Selain itu, pasar juga mencemaskan soal prospek penurunan suku bunga acuan, terutama di Amerika Serikat (AS). Inflasi Negeri Paman Sam yang masih tinggi membuat bank sentral Federal Reserve sulit menurunkan suku bunga acuan.
“Awalnya pasar mengantisipasi setidaknya ada penurunan Federal Funds Rate 2 kali tahun ini. Namun sepertinya suku bunga masih akan tinggi untuk waktu yang lama (higher for longer),” tegas Jateen Trivedi, VP Research Analyst di LKP Securities, seperti dikutip dari Bloomberg News.
Emas adalah aset yang tidak memberikan imbal hasil (non-yielding asset). Memegang emas menjadi kurang menguntungkan dalam iklim suku bunga tinggi.
Analisis Teknikal
Secara teknikal dengan perspektif harian (daily time frame), emas sudah kembali masuk zona bullish.

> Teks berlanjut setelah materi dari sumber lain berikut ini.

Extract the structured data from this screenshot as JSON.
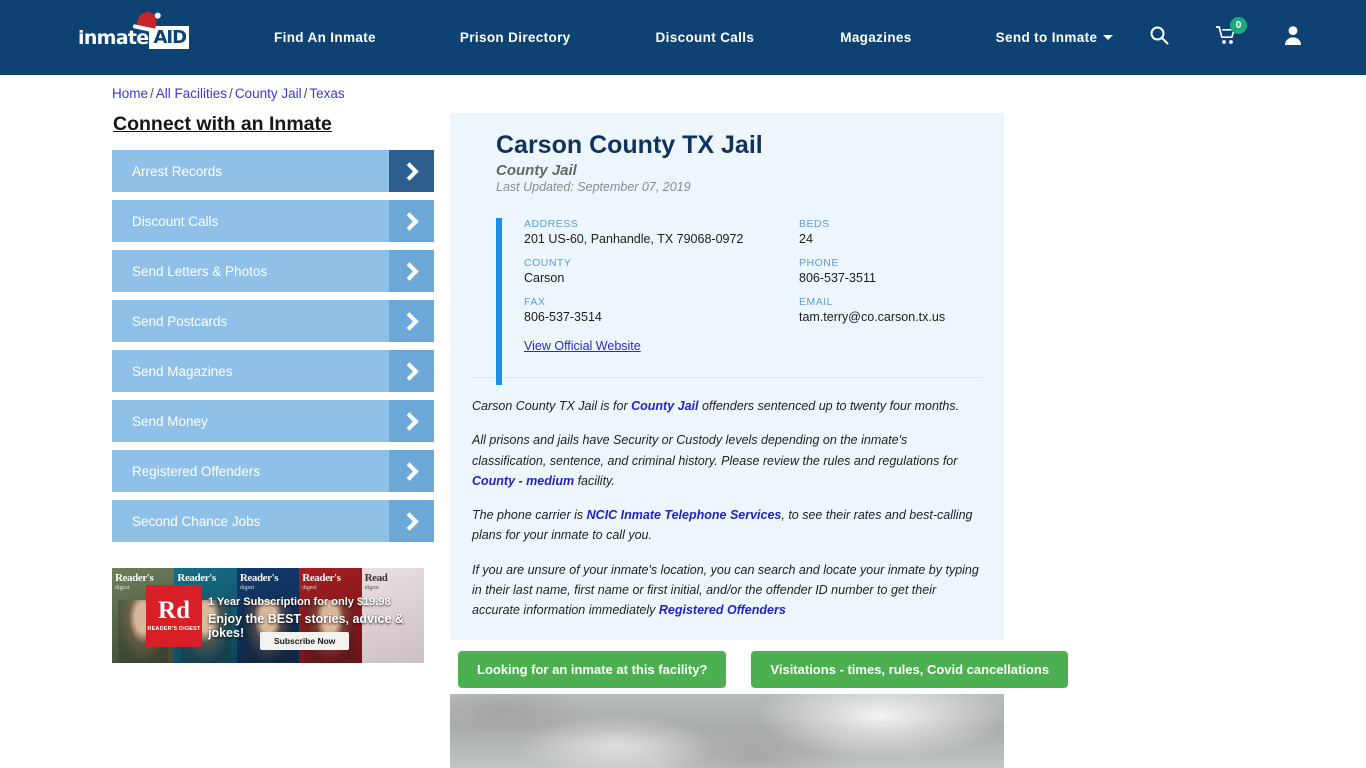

Terlihat dari Relative Strength Index (RSI) yang sebesar 57,87. RSI di atas 50 menandakan suatu aset sedang dalam posisi bullish.
Sementara indikator Stochastic RSI tercatat 12,76. Di bawah 20 yang berarti memang sudah jenuh jual (oversold).
Dua hal tersebut memberi sinyal bahwa harga emas siap naik. Target resisten terdekat adalah US$ 2.341/troy ons. Jika tertembus, maka US$ 2.373/troy ons berpotensi menjadi target selanjutnya.
Sedangkan target support terdekat ada di US$ 2.328/troy ons. Penembusan di titik ini bisa membawa harga emas turun menuju US$ 2.317/troy ons.